Aşı nedir bilirsiniz. Hasta eden mikroorganizmalar uysallaştırılıp vücuda verilir, vücut onu tanır. Hastalıklı benzer mikroorganizma vücuda girdiğinde, artık tanıştır, bağışıklık sistemi için kolay lokmadır.
Irkçı, bölücü, emperyalizme uşaklık eden terör örgütü ile uzlaşmak için, Türkiye Cumhuriyeti Hükümeti ‘Barış’ diye bir aşı üretti ya... Bizden de bu aşıyı olmamız isteniyor ya...
Yalnızca ‘Kürdistan’ diye bir devlet kurulacak diye bir kural yok!
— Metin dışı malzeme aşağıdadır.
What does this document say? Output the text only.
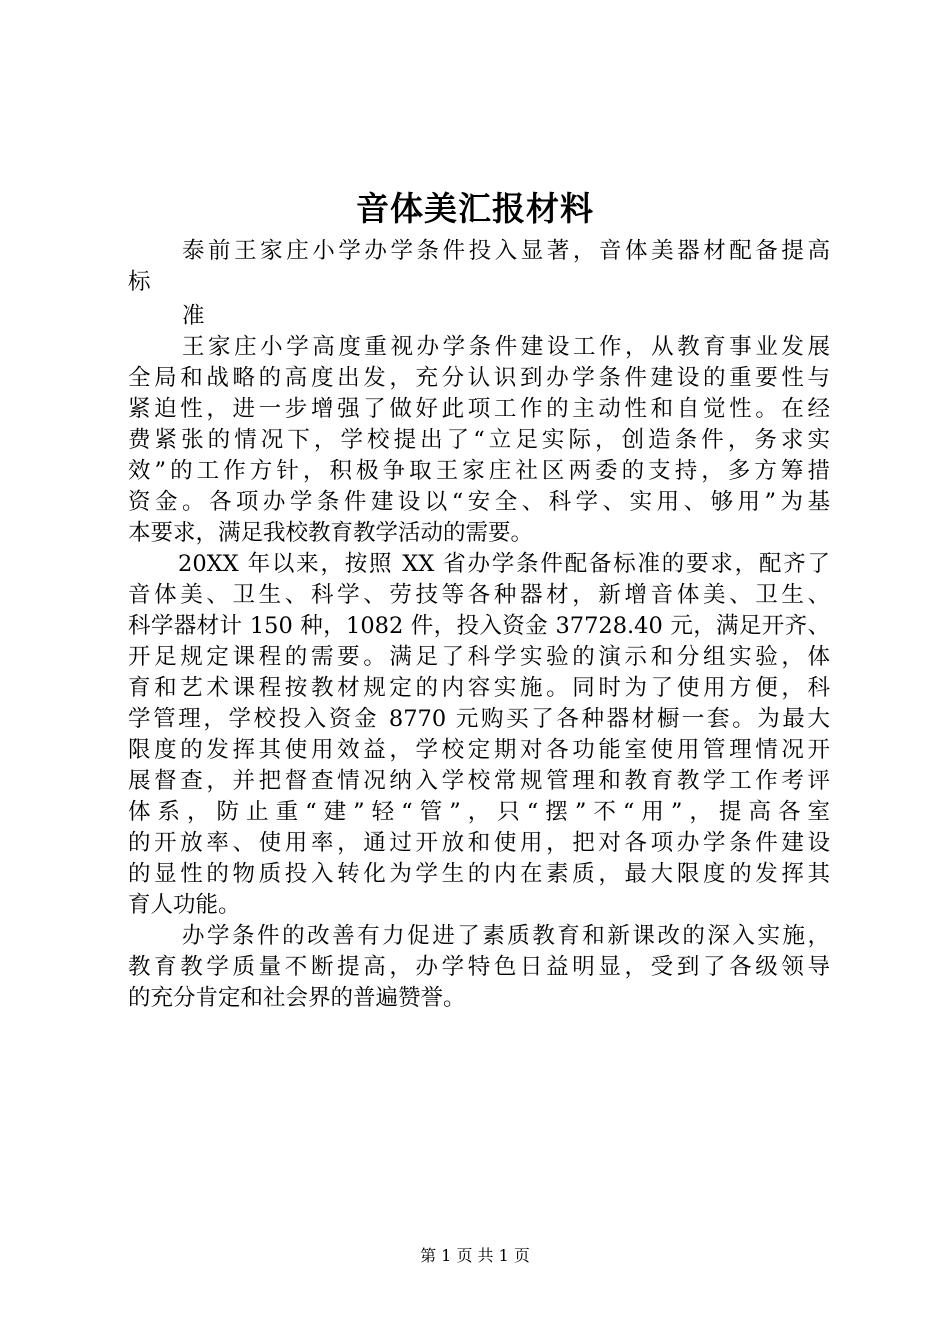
音体美汇报材料
泰前王家庄小学办学条件投入显著，音体美器材配备提高
标
准
王家庄小学高度重视办学条件建设工作，从教育事业发展
全局和战略的高度出发，充分认识到办学条件建设的重要性与
紧迫性，进一步增强了做好此项工作的主动性和自觉性。在经
费紧张的情况下，学校提出了“立足实际，创造条件，务求实
效”的工作方针，积极争取王家庄社区两委的支持，多方筹措
资金。各项办学条件建设以“安全、科学、实用、够用”为基
本要求，满足我校教育教学活动的需要。
20XX 年以来，按照 XX 省办学条件配备标准的要求，配齐了
音体美、卫生、科学、劳技等各种器材，新增音体美、卫生、
科学器材计 150 种，1082 件，投入资金 37728.40 元，满足开齐、
开足规定课程的需要。满足了科学实验的演示和分组实验，体
育和艺术课程按教材规定的内容实施。同时为了使用方便，科
学管理，学校投入资金 8770 元购买了各种器材橱一套。为最大
限度的发挥其使用效益，学校定期对各功能室使用管理情况开
展督查，并把督查情况纳入学校常规管理和教育教学工作考评
体系，防止重“建”轻“管”，只“摆”不“用”，提高各室
的开放率、使用率，通过开放和使用，把对各项办学条件建设
的显性的物质投入转化为学生的内在素质，最大限度的发挥其
育人功能。
办学条件的改善有力促进了素质教育和新课改的深入实施，
教育教学质量不断提高，办学特色日益明显，受到了各级领导
的充分肯定和社会界的普遍赞誉。
第 1 页 共 1 页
Madem bu yol açıldı ‘Biga Cumhuriyeti’ de kurulabilir.
Dikkat ediniz, işi sulandırmıyorum, ironik de olsa felsefe yapmaya çalışıyorum.
Dağa çıkmamız gerekiyorsa çıkarız! Adı son dönemde Kaz Dağları ile karıştırılan Biga Dağları, yani Ağı Dağı, Kirazlı Tepesi gibi insan girmemiş, doğal orman yerlerimiz var. Çakallara yem olmadan inekler yaşıyorsa, biz de yaşarız.
Silah kullanmaksa, ortalık Avcılar Kulübü’nden geçilmiyor. Neyimiz eksik ha?
Etimiz var, sütümüz var, buğdayımız var, pirincimiz hatta ayçiçeğimiz ve zeytinimiz bile var. Ne aç kalırız, ne çıplak...
Termik santrallarla elektriğimiz bollaştı, barajlarla suyumuz... Toprak Ana veriyor. Demirimiz, çimentomuz, kalsitimiz, kirecimiz hatta altınımız, gümüşümüz var. Ormanımız, mobilyamız da cabası...
Neden bu değerleri İstanbul, Ankara ve hatta yabancı devletlerle paylaşalım ki? Şirketlerin merkezleri İstanbul’da, vergiler oraya, harcamalar Ankara’da... Neden olsun ki?
Eğitimliyiz, tüketmeyi biliyoruz...
Biga Cumhuriyeti denince yalnızca Biga aklınıza gelmesin. Ben Biga Yarımadası’ndan söz ediyorum. Unutmuş olabilirsiniz. Truva da bizim, Lampsakos da, Parion da, Priapos da... Hatta Bigalı köyünü, 57. Alay’ı anımsarsanız, Gelibolu’yu bile katabiliriz.
Önceki gün Bilim Fuarı nedeniyle öğrencilerle sohbet ettim. Biga’da yaşayan etnik kimlikler, Biga’da konuşulan diller gibi çalışmalar yapmışlar. Wikipedia’dan kes/yapıştır yapmışlar ve hayli sıkıntılı, ama olsun. Çocuklar soruyor “Wikipedia 113 diyor. Biga’nın kaç köyü var?” Gülümsüyorum, “Bugün için” diyorum, “107 köy, 5 belde, bir ilçe merkezi; yarına Allah kerim!”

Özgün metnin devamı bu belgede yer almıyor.